C. Salt paint cannot be immediately painted atop a wet primer, without resulting a Salt Residue in the Primer too, but rather you need to wait for the Primer to set and cure for 3 days or so, [reliant on humidity, until it is no longer Sticky to the touch]
D. Sponge will more frequently than an ordinary brush, need to rinse, because the salt rather than paint, will more tend to clump on the surface.
So, you are best to test at least 6 small areas with at least 3 to 5 coats:
A. The first 3 areas: Dab method with a sponge
1. Primer on the Concrete, can be 1 coat or 2 or None.
2. Salt Paint #1 can brush or roll on the Dry Primer.
3. Salt Paint #2 [Dark] Dabs and Taps on with a Sponge or a Textured roller.
4. Salt Paint #3 [Light] Dabs and Taps on with a Sponge or Textured Roller.
B. The second 3 areas: Dab and Streak method with sponges and 1" Brushes.
1. Paint #1 [Dominant] can brush or roll as a substitute for Primer, and should streak by brush in areas you want to stand out most.
2. Paint #2 [Dark] Dabs and Taps on with a Sponge #2 or a Textured roller #2 and streaks by brush #2
3. Paint #3 [Light] Dabs and Taps on with a Sponge #3 or Textured Roller #2 or #3 and needs not streak, but can streak by brush #1, #2 and #3
And understand: with distressing by method A, you usually do not like the initial effect, but as you can always sand what you do not like off, and sweep up the mess, thus the Procedure of Distressing will always involve: Sanding it down until you like the result.

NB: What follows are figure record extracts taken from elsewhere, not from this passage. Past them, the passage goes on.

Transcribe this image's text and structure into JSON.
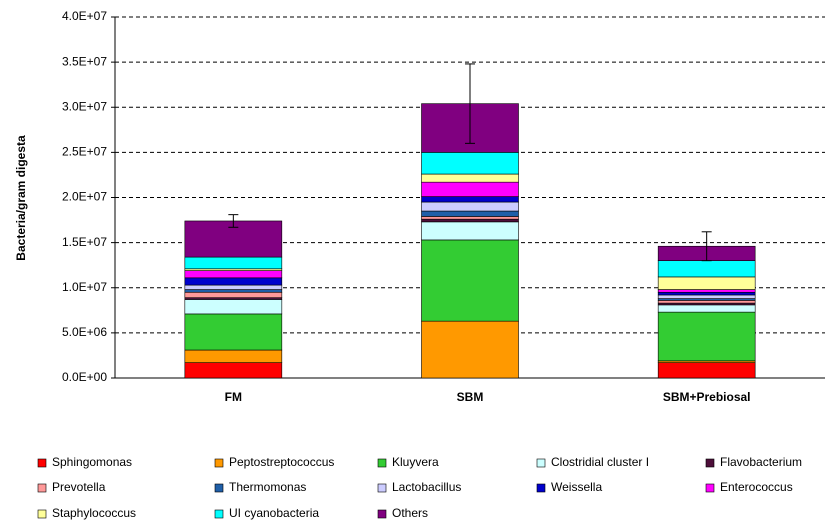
{
  "chart_data": {
    "type": "stacked_bar",
    "y_label": "Bacteria/gram digesta",
    "categories": [
      "FM",
      "SBM",
      "SBM+Prebiosal"
    ],
    "series": [
      {
        "name": "Sphingomonas",
        "color": "#ff0000",
        "values": [
          1700000,
          0,
          1700000
        ]
      },
      {
        "name": "Peptostreptococcus",
        "color": "#ff9900",
        "values": [
          1400000,
          6300000,
          200000
        ]
      },
      {
        "name": "Kluyvera",
        "color": "#33cc33",
        "values": [
          4000000,
          9000000,
          5400000
        ]
      },
      {
        "name": "Clostridial cluster I",
        "color": "#ccffff",
        "values": [
          1600000,
          2000000,
          800000
        ]
      },
      {
        "name": "Flavobacterium",
        "color": "#4d0f3a",
        "values": [
          200000,
          300000,
          200000
        ]
      },
      {
        "name": "Prevotella",
        "color": "#ff9999",
        "values": [
          600000,
          300000,
          300000
        ]
      },
      {
        "name": "Thermomonas",
        "color": "#1f5fa8",
        "values": [
          300000,
          600000,
          200000
        ]
      },
      {
        "name": "Lactobacillus",
        "color": "#ccccff",
        "values": [
          500000,
          1000000,
          400000
        ]
      },
      {
        "name": "Weissella",
        "color": "#0000cc",
        "values": [
          800000,
          600000,
          300000
        ]
      },
      {
        "name": "Enterococcus",
        "color": "#ff00ff",
        "values": [
          800000,
          1600000,
          300000
        ]
      },
      {
        "name": "Staphylococcus",
        "color": "#ffff99",
        "values": [
          200000,
          900000,
          1400000
        ]
      },
      {
        "name": "UI cyanobacteria",
        "color": "#00ffff",
        "values": [
          1300000,
          2400000,
          1800000
        ]
      },
      {
        "name": "Others",
        "color": "#800080",
        "values": [
          4000000,
          5400000,
          1600000
        ]
      }
    ],
    "errors": [
      700000,
      4400000,
      1600000
    ],
    "ylim": [
      0,
      40000000
    ],
    "yticks": [
      {
        "value": 0,
        "label": "0.0E+00"
      },
      {
        "value": 5000000,
        "label": "5.0E+06"
      },
      {
        "value": 10000000,
        "label": "1.0E+07"
      },
      {
        "value": 15000000,
        "label": "1.5E+07"
      },
      {
        "value": 20000000,
        "label": "2.0E+07"
      },
      {
        "value": 25000000,
        "label": "2.5E+07"
      },
      {
        "value": 30000000,
        "label": "3.0E+07"
      },
      {
        "value": 35000000,
        "label": "3.5E+07"
      },
      {
        "value": 40000000,
        "label": "4.0E+07"
      }
    ],
    "grid": true,
    "legend": "bottom"
  }
}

For insights, Here is a Website with realistic depictions about making and applying Salt Paint:
To I, however, I would never distress a permanent fixture or wall, let, by method A, [to I, it is like putting Foil Sparkles and Gold Stars in the paint; General Purpose: to Amuse Kids].
I refer any Salt Paint to: portables and furniture purposes only, because: Tap Application of multiple colors by either 'Dab on Dab' or 'Dab and Streak' methods [where you streak with a Brush, after you dab on the paint with a Sponge] always yeilds a Similar Distressed appearance, exactly where you want that effect, without the mess, and with far more professional results, via: usage of Regular Paint, as long as you Contrast Colors or use colors that comprise a Base Color, for example:
Orange Base with Yellow Dabs over Red Steaks and Dabs.
Aqua Green streaks with yellow dabs, dark green streaks, over a white dabs and blue
streaks substitute for primer.
Blue streaks with pink or white dabs and purple streaks.
A. The goal of using composite colors as blue+yellow=green is usually to make it look like the paint colors applied wet on wet and by some miracle these limitedly bled into each other in very strange or predictable ways, by wet on wet, even though they were different colors in wet on dry applications, in multiple phases of Dab and Streak.
B. The goal of using matching but not composite colors is to make it look like the paint went to a formal affair, as the Paint#1=Pants, Paint#2=Shirt, and Paint#3 is the tie.
And the real pro of Dab and Streak is that:
You get an effect of Distress without any of the clumpiness you get from the Salt Additive, [which always tends to chip or flake away in No Time, anyways, to extents persons usually end up sanding off all of the salt clumps to dab it later on as touch up later], plus: what would ordinarily look like mistakes, blends right in with a dab or two, to extents that it is great for the beginner or novice artist.
The real con of Dab and Streak is:
If you have no artistic aptitude atall to begin with, you will need to practise for a while [a spot you plan to place an in-wall cabinet or shelving or bookcase, is the best place to begin] and the learning curve and time spent until you get to an artistic level of practise will be far more lengthy, until you finally get a hang of it, and realize: 'This is Easier than the Archaic Horse Hair Brush Method which is often very unforgiving of streaks', which is exactly why 'dab and streak method' even became invented in the first place, people got sick and tired of sanding down and touching up streaks that occur when your paint gets thick on a hot day.
There’s a lot simpler way to distress the link listed above dark color under light and sand is the easiest way or dark over light.